31 De Hongaarse regering beëindigd de personele unie met Oostenrijk, waarmee de dubbelmonarchie formeel ophoudt te bestaan.

November
7 Ludwig III, koning van Beieren (met zijn dertien kinderen) wordt afgezet.
9 Keizer Wilhelm II treedt af. Philipp Scheidemann roept in Berlijn de republiek uit en kort daarna Karl Liebknecht de Radenrepubliek.
Begin van de ‘Roode Week’ in Nederland.
10 A.H. Haentjes, geneesheer-directeur van een herstellingsoord voor tuberculosepatiënten, richt de Republikeinse Partij op. Doelstellingen: afschaffing van het koningshuis, het leger, de vloot en de diplomatieke dienst.
11 Polen wordt onafhankelijk, met Józef Piłsudski als opperbevelhebber.
Een mengsel van katholieke, protestantse en conservatieve organisaties komt in Den Haag bijeen als ‘Oranjebeweging’ tegen de opborrelende linkse en republikeinse onlusten.
12 Geïnspireerd door de omwentelingen in Duitsland en Rusland roept SDAP-leider Pieter Jelles Troelstra op tot revolutie.
In Wenen wordt de Bondsrepubliek Oostenrijk uitgeroepen. Kanselier wordt Karl Renner en keizer Karl I moet zijn biezen pakken.
13 Zaghloel Pasja eist van de Britten de onafhankelijkheid van Egypte.
14 De republiek Tsjecho-Slowakije wordt uitgeroepen, met Tomáš Garrigue Masaryk als de eerste president.
Troelstra vangt bot. Einde Roode Week.
16 Minister-president Mihály graaf Károlyi roept in Boedapest de Hongaarse republiek uit.
17 In Griekenland wordt een door de Sovjets geïnspireerde communistische partij opgericht, die uiteraard de monarchie wil afschaffen, en de Nederlandse Sociaal-Democratische Bond verandert uit dezelfde motieven de naam in Communistische Partij Holland (CPH).
18 Letland verklaart zich onafhankelijk van Rusland.

December
1 Het Koninkrijk der Serven, Kroaten en Slovenen (het latere Joegoslavië) wordt gesticht.

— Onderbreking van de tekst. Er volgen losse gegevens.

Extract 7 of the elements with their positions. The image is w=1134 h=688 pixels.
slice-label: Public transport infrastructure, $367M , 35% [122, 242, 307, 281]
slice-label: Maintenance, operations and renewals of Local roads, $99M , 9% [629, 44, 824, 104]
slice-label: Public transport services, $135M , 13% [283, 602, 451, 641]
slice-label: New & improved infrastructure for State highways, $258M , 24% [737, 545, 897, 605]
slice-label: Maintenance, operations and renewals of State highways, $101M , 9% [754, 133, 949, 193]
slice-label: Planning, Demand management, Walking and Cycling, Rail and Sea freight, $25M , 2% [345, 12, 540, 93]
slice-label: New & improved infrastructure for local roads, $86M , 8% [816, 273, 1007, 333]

IJsland wordt onafhankelijk in een personele unie met Denemarken.
14 Koning Väinö I treedt al weer af en Finland wordt een republiek.
28 Sinn Féin behaalt een dominante reuzenoverwinning in het Ierse deel van het Verenigd Koninkrijk. De parlementsleden besluiten niet meer in Londen, maar in Dublin te vergaderen, waarvandaan ze wat later de onafhankelijkheid uitroepen.